Sasha Sodin is a mathematician and assistant professor at Princeton University. Currently, Sasha is interested in the spectral properties of random operators originating from mathematical physics, particularly, random band and random Schroedinger operators.

Sasha received his PhD from Tel Aviv University in 2010. In his thesis “Random Matrices with Independent Entries, and Other Topics in Asymptotic Probability Theory” Sasha researched an area called Asymptotic Geometric Analysis, which has emerged in the last few decades at the border between Functional Analysis and Convex Geometry. Deep and multifarious connections have been discovered between this area and Probability Theory, Mathematical Physics, Combinatorics and Theoretical Computer Science, and methods from Asymptotic Geometric Analysis have found numerous applications. On the other hand, methods from Probability Theory, Classical Analysis and so on appear to be useful for solving purely geometric problems.
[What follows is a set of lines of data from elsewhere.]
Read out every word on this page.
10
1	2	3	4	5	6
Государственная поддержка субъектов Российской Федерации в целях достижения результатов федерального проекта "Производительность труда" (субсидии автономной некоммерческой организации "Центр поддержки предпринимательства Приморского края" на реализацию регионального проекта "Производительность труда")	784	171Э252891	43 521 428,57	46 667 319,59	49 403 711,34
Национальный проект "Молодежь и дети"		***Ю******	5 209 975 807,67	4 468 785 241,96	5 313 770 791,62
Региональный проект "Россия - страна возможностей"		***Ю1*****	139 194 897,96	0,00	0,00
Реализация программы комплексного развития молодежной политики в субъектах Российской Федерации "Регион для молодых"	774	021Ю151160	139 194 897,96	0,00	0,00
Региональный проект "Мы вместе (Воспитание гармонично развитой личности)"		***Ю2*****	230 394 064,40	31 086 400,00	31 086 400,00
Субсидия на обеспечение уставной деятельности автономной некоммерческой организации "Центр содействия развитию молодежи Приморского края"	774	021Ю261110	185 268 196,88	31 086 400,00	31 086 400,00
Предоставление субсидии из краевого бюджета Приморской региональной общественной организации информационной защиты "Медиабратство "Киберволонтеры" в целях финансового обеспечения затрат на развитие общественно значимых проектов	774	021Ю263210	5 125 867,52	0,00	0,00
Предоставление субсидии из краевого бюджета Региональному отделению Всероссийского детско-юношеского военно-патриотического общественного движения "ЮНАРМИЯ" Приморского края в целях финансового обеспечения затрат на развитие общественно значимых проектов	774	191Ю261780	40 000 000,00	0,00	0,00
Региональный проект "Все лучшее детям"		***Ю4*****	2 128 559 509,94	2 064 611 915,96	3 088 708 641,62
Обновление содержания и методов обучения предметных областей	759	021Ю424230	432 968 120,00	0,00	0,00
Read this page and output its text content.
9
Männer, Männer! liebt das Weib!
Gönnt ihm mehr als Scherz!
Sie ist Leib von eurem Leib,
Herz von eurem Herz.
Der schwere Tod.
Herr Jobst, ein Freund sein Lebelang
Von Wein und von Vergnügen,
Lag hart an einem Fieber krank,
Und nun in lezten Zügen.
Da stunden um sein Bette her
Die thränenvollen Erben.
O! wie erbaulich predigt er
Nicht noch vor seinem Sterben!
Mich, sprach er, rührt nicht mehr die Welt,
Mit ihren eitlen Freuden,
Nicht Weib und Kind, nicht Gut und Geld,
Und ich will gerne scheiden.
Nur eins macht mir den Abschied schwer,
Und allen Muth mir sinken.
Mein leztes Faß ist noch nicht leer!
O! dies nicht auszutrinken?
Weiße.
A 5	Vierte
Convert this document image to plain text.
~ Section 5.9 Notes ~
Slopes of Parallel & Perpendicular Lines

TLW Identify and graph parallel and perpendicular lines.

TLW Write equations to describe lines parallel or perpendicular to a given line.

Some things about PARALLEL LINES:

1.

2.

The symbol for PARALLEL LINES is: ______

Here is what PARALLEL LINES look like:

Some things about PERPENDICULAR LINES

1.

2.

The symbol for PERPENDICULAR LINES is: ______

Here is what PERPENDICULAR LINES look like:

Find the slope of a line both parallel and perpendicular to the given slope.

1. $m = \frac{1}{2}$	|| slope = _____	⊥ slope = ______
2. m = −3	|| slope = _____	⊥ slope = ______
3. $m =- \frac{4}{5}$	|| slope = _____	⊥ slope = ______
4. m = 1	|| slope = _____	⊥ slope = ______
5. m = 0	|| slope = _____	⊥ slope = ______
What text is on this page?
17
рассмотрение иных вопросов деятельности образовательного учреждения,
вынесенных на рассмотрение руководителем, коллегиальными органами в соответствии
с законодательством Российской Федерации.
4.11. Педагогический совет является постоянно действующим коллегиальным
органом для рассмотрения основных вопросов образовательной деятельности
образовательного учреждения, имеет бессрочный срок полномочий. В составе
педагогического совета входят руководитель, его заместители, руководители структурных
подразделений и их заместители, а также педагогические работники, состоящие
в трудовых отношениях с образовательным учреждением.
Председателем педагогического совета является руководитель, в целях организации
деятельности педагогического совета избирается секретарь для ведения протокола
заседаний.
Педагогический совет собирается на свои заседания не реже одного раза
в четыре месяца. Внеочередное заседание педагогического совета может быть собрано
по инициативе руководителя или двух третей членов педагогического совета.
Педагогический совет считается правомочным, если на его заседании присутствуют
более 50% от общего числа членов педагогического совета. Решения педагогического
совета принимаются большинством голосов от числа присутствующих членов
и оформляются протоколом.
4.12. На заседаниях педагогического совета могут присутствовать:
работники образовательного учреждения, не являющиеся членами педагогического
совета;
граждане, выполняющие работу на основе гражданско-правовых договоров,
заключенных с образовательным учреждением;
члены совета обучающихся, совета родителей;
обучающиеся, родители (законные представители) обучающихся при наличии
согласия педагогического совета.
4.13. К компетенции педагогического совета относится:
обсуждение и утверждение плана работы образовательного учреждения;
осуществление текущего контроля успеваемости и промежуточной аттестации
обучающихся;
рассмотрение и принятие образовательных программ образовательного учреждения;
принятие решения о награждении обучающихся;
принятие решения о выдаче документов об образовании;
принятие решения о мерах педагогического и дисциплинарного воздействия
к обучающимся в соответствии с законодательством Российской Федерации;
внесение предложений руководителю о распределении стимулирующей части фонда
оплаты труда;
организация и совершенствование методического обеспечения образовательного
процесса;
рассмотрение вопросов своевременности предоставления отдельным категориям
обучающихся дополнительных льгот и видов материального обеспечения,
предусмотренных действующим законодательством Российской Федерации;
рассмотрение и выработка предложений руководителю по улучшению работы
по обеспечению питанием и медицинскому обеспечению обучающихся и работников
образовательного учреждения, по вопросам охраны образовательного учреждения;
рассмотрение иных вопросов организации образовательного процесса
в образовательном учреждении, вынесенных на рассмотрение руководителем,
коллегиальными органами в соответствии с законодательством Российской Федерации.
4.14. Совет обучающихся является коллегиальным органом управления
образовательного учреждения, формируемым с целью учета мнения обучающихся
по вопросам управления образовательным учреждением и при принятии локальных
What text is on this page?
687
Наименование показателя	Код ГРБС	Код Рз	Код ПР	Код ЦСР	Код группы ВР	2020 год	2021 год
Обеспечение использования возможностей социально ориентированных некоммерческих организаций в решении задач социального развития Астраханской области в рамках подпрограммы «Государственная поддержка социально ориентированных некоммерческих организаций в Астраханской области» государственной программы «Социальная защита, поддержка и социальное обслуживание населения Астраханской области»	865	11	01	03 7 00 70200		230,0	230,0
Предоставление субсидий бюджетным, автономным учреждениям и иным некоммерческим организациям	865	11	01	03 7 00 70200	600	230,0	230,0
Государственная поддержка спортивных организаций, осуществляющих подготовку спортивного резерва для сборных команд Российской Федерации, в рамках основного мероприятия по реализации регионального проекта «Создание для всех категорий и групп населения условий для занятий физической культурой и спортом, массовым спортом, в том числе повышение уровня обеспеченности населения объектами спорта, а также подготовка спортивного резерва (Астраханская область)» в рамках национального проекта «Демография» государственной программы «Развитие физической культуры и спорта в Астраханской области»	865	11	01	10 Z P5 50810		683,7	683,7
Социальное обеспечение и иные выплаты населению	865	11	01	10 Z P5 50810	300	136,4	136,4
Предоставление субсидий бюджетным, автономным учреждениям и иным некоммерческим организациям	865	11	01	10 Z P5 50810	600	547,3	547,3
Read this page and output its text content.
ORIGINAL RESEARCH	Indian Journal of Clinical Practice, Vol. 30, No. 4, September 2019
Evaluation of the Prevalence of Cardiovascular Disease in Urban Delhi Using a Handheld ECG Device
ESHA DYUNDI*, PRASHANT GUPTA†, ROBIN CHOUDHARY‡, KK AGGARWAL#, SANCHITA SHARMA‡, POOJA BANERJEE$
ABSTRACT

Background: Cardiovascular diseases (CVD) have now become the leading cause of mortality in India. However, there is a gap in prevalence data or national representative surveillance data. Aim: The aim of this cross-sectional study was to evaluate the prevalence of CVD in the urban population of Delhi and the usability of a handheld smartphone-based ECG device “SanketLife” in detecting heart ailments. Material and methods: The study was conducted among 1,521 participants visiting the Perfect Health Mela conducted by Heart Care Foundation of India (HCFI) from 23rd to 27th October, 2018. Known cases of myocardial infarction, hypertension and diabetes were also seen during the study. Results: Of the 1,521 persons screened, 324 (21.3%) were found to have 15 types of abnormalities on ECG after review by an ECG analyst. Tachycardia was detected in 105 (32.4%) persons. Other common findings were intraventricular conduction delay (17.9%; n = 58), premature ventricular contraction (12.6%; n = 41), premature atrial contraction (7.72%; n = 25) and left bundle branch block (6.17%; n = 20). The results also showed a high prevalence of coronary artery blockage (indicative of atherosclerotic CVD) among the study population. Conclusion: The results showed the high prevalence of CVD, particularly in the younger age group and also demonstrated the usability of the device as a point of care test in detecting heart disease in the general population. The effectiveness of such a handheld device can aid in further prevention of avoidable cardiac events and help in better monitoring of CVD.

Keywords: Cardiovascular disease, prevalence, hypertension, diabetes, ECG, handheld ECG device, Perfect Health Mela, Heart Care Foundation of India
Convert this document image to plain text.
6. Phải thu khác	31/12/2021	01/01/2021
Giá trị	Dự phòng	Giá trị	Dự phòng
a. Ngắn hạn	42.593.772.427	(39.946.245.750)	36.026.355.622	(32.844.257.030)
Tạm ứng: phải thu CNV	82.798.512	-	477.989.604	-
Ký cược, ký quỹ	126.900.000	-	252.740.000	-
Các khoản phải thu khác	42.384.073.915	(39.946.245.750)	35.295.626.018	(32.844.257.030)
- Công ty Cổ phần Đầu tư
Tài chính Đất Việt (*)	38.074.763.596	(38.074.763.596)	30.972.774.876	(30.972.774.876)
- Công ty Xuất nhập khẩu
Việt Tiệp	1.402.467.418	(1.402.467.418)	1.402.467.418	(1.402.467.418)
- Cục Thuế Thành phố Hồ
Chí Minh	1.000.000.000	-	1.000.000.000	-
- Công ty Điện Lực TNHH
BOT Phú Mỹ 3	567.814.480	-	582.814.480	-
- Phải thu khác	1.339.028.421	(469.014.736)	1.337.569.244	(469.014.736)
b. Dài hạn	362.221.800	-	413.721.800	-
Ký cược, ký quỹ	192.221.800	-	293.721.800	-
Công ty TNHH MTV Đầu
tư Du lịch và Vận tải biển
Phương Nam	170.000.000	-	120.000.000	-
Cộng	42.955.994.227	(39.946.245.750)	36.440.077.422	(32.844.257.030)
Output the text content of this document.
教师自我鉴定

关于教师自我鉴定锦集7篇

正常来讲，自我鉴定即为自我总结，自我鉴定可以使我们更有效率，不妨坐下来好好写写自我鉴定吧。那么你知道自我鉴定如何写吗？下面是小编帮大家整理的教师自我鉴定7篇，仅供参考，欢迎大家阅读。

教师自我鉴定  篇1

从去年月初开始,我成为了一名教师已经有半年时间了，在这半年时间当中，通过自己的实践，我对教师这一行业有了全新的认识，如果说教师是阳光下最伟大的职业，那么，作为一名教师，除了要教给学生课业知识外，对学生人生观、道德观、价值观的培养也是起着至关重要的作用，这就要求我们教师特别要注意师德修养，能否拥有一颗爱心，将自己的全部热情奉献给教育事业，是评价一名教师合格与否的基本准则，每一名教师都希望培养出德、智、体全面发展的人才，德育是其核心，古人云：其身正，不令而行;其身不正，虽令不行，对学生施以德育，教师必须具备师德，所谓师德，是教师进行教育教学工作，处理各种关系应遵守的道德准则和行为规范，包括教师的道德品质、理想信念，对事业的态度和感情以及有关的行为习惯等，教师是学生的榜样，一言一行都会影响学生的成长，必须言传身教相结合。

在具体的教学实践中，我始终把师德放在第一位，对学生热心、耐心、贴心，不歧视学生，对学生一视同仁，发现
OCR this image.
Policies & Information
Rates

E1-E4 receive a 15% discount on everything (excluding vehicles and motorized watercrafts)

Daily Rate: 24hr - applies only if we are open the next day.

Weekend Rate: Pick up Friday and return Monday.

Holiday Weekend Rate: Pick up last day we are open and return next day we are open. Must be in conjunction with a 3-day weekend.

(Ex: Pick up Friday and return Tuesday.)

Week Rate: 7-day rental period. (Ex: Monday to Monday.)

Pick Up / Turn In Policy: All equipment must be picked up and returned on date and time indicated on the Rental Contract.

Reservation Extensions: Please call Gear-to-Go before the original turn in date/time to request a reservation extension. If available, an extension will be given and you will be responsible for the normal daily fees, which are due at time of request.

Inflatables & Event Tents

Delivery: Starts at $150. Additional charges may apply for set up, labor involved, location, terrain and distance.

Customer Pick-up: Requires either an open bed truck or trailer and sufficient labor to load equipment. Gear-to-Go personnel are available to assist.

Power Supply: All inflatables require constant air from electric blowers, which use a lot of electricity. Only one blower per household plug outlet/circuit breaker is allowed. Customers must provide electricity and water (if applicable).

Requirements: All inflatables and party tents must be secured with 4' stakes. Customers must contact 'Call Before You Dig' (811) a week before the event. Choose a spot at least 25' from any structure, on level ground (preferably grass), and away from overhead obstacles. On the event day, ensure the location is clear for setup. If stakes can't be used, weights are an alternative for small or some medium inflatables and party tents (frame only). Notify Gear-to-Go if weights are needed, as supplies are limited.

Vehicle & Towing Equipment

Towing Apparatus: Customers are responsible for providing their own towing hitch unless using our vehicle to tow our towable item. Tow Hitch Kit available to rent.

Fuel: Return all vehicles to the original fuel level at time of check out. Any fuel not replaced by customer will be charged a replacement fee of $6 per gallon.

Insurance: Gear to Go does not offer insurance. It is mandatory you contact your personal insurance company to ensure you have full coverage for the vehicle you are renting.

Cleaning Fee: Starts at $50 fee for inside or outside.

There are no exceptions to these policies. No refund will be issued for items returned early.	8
In his research, Sasha explored the possibility of promoting the interconnections between Asymptotical Geometric Analysis and the above subjects. Methods from Probability Theory have been applied in Analysis for many years. Recently, a new level of connection has appeared, focusing, on the one hand, on the study of probability measures of geometric origin (such as uniform distribution in a convex body) and, on the other, on the study of natural classes of probability measures (such as s-concave measures) from a geometric point of view.

Sasha has received the Haim Nessyahu Prize in Mathematics and the Wolf Foundation Scholarship for Ph.D. Students.